The feature generating device according to claim 11,
The negative example reference date determination unit
a frequency distribution of the positive example reference date is calculated, and a negative example reference date is determined for each of the negative example time series data with the same probability distribution as the frequency distribution.

The feature generating device according to claim 15,
The temporal feature generation unit
generating a list of the positive example features and the negative example features as a first feature list, and outputting the positive example features, the negative example features, and the first feature list;
The feature selection unit:
a feature importance calculation unit that calculates feature importance of the positive example feature and the negative example feature listed in the first feature list;
a feature accumulation threshold determination unit that accumulates the feature importance values in descending order and stores the positive example feature values and the negative example feature values in a second feature list until the accumulated value reaches a predetermined threshold Th1 as feature values to be learned,
the feature generation device further includes a feature calculation definition update unit that updates the feature calculation definition by inputting the calculated feature importance,
The feature importance calculation unit
calculating the feature importance from the feature for each of the plurality of different statistical periods;
The feature amount calculation definition update unit is
and receiving the feature importance for each of the plurality of different statistical periods, and if there is a statistical period in which the feature importance is greater than the other statistical periods, notifying the addition of a new statistical period.

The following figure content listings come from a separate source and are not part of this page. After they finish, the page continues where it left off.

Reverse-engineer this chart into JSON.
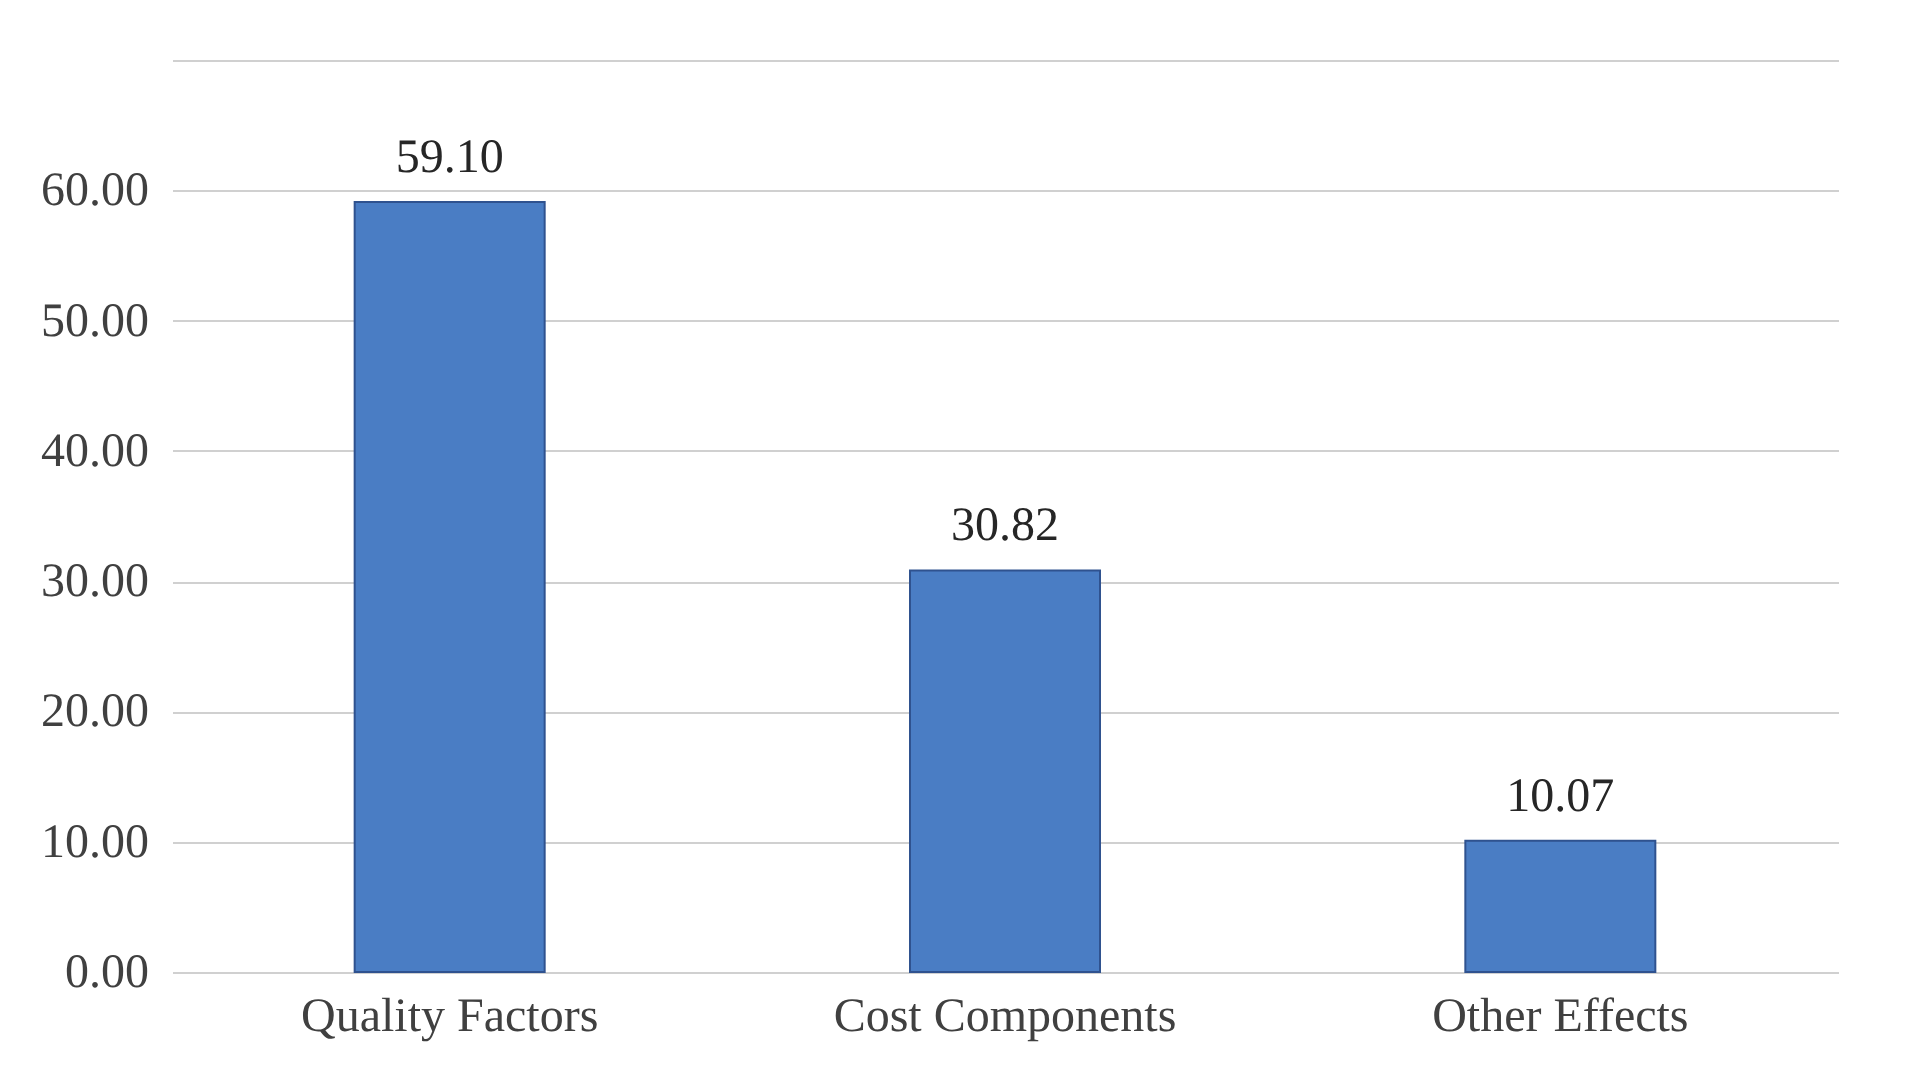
{
  "chart_data": {
    "type": "bar",
    "categories": [
      "Quality Factors",
      "Cost Components",
      "Other Effects"
    ],
    "values": [
      59.1,
      30.82,
      10.07
    ],
    "value_labels": [
      "59.10",
      "30.82",
      "10.07"
    ],
    "color": "#4a7dc4",
    "ylim": [
      0,
      70
    ],
    "yticks": [
      {
        "value": 0,
        "label": "0.00"
      },
      {
        "value": 10,
        "label": "10.00"
      },
      {
        "value": 20,
        "label": "20.00"
      },
      {
        "value": 30,
        "label": "30.00"
      },
      {
        "value": 40,
        "label": "40.00"
      },
      {
        "value": 50,
        "label": "50.00"
      },
      {
        "value": 60,
        "label": "60.00"
      },
      {
        "value": 70,
        "label": null
      }
    ],
    "grid": "y"
  }
}
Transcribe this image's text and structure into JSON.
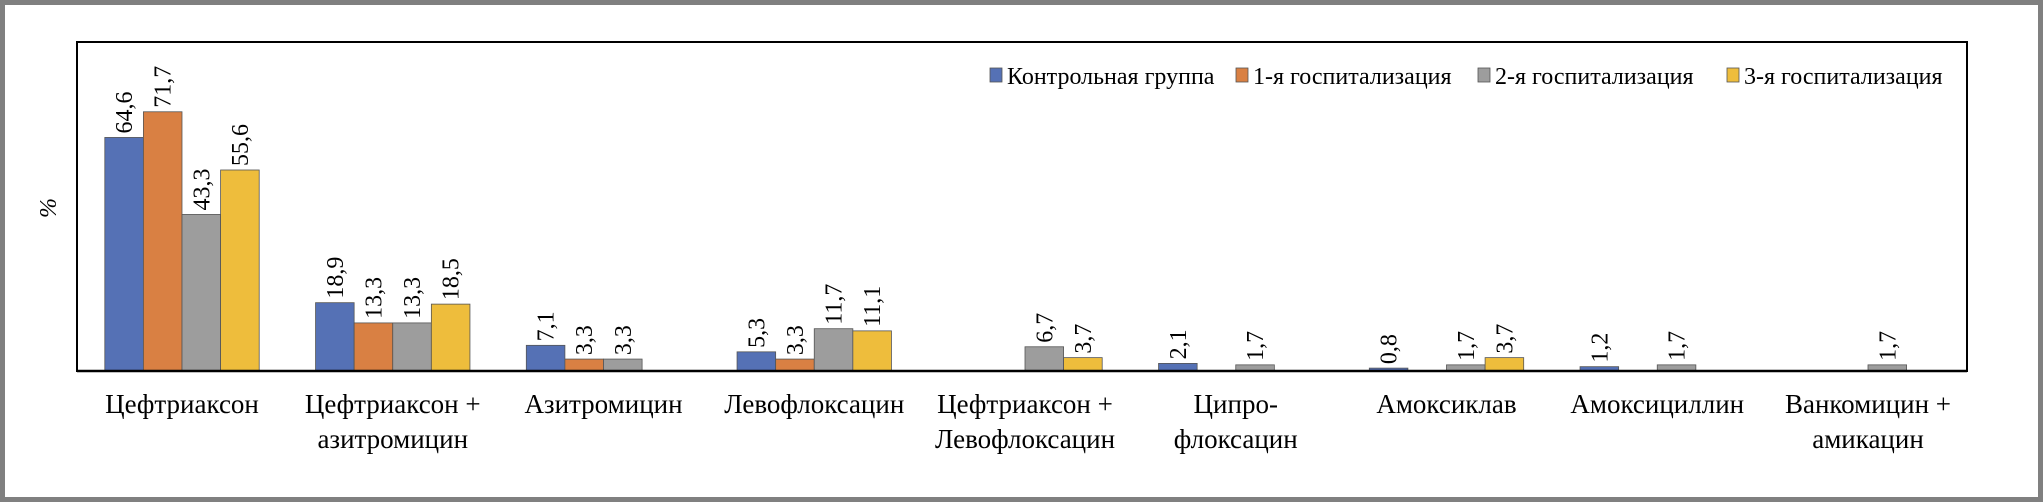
{
  "chart_data": {
    "type": "bar",
    "title": "",
    "xlabel": "",
    "ylabel": "%",
    "ylim": [
      0,
      91
    ],
    "grid": false,
    "legend_position": "top-right",
    "categories": [
      [
        "Цефтриаксон"
      ],
      [
        "Цефтриаксон +",
        "азитромицин"
      ],
      [
        "Азитромицин"
      ],
      [
        "Левофлоксацин"
      ],
      [
        "Цефтриаксон +",
        "Левофлоксацин"
      ],
      [
        "Ципро-",
        "флоксацин"
      ],
      [
        "Амоксиклав"
      ],
      [
        "Амоксициллин"
      ],
      [
        "Ванкомицин +",
        "амикацин"
      ]
    ],
    "series": [
      {
        "name": "Контрольная группа",
        "color": "#5571b5",
        "values": [
          64.6,
          18.9,
          7.1,
          5.3,
          null,
          2.1,
          0.8,
          1.2,
          null
        ],
        "labels": [
          "64,6",
          "18,9",
          "7,1",
          "5,3",
          null,
          "2,1",
          "0,8",
          "1,2",
          null
        ]
      },
      {
        "name": "1-я госпитализация",
        "color": "#d98043",
        "values": [
          71.7,
          13.3,
          3.3,
          3.3,
          null,
          null,
          null,
          null,
          null
        ],
        "labels": [
          "71,7",
          "13,3",
          "3,3",
          "3,3",
          null,
          null,
          null,
          null,
          null
        ]
      },
      {
        "name": "2-я госпитализация",
        "color": "#9d9d9d",
        "values": [
          43.3,
          13.3,
          3.3,
          11.7,
          6.7,
          1.7,
          1.7,
          1.7,
          1.7
        ],
        "labels": [
          "43,3",
          "13,3",
          "3,3",
          "11,7",
          "6,7",
          "1,7",
          "1,7",
          "1,7",
          "1,7"
        ]
      },
      {
        "name": "3-я госпитализация",
        "color": "#eebd3c",
        "values": [
          55.6,
          18.5,
          null,
          11.1,
          3.7,
          null,
          3.7,
          null,
          null
        ],
        "labels": [
          "55,6",
          "18,5",
          null,
          "11,1",
          "3,7",
          null,
          "3,7",
          null,
          null
        ]
      }
    ]
  }
}
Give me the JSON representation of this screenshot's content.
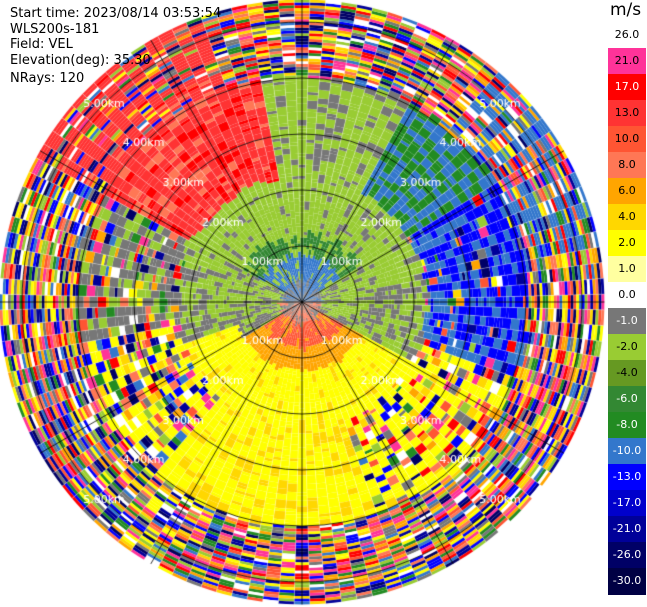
{
  "header": {
    "start_time": "Start time: 2023/08/14 03:53:54",
    "instrument": "WLS200s-181",
    "field": "Field: VEL",
    "elevation": "Elevation(deg): 35.30",
    "nrays": "NRays: 120"
  },
  "chart_data": {
    "type": "heatmap",
    "projection": "polar-ppi",
    "field": "VEL",
    "units": "m/s",
    "n_rays": 120,
    "range_rings_km": [
      1.0,
      2.0,
      3.0,
      4.0,
      5.0
    ],
    "ring_labels": [
      "1.00km",
      "2.00km",
      "3.00km",
      "4.00km",
      "5.00km"
    ],
    "max_range_km": 5.4,
    "radial_lines_deg": [
      0,
      30,
      60,
      90,
      120,
      150,
      180,
      210,
      240,
      270,
      300,
      330
    ],
    "colorbar": {
      "title": "m/s",
      "ticks": [
        "26.0",
        "21.0",
        "17.0",
        "13.0",
        "10.0",
        "8.0",
        "6.0",
        "4.0",
        "2.0",
        "1.0",
        "0.0",
        "-1.0",
        "-2.0",
        "-4.0",
        "-6.0",
        "-8.0",
        "-10.0",
        "-13.0",
        "-17.0",
        "-21.0",
        "-26.0",
        "-30.0"
      ],
      "colors": [
        "#ffffff",
        "#ff3399",
        "#ff0000",
        "#ff3333",
        "#ff5533",
        "#ff7755",
        "#ffa500",
        "#ffd700",
        "#ffff00",
        "#ffffa0",
        "#ffffff",
        "#777777",
        "#99cc33",
        "#669922",
        "#338833",
        "#228b22",
        "#3377cc",
        "#0000ff",
        "#0000cc",
        "#000099",
        "#000066",
        "#000044"
      ]
    },
    "approx_pattern": {
      "near_field_0_1km": "blue/green (negative) to north, orange/red (positive) to south",
      "1_2km": "green/olive north half, yellow/orange south half",
      "2_4km": "north sector green, NW sector red/orange, east sector blue, south sector yellow",
      "beyond_4km": "noisy mixed colors across all sectors"
    }
  }
}
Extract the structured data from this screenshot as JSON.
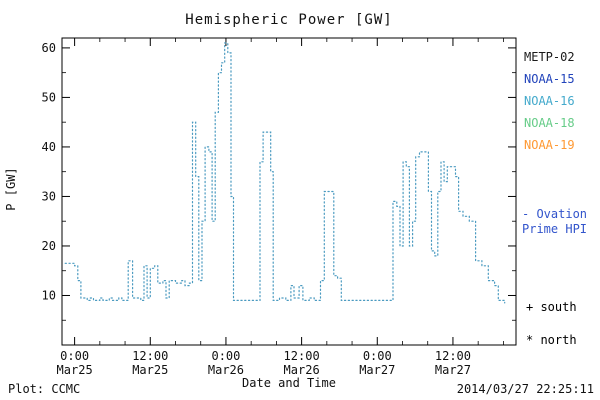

The feature generation method according to claim 17,
The negative example reference date determination unit
a predictive period determination unit that obtains an occurrence date of an important event related to the occurrence of a target event for each of the positive case time series data as an important event occurrence date, calculates a period from the important event occurrence date to the positive case reference date as a predictive period, calculates a positive case predictive period frequency distribution for each of the positive case time series data, and determines a predictive period from the positive case predictive period frequency distribution;
an important feature search unit that calculates a feature for each of the negative example time-series data, calculates a feature importance from the feature, accumulates the feature importance in descending order of value, calculates negative example features until an accumulated value reaches a predetermined threshold Th1, calculates a day on which a feature exceeds a predetermined threshold Th4 for the first time from the past to the present in the time series of the negative example time-series data as an important event occurrence date, and calculates a negative example reference date by adding a predictive period calculated from the frequency distribution of a predictive period of a positive example to the important event occurrence date.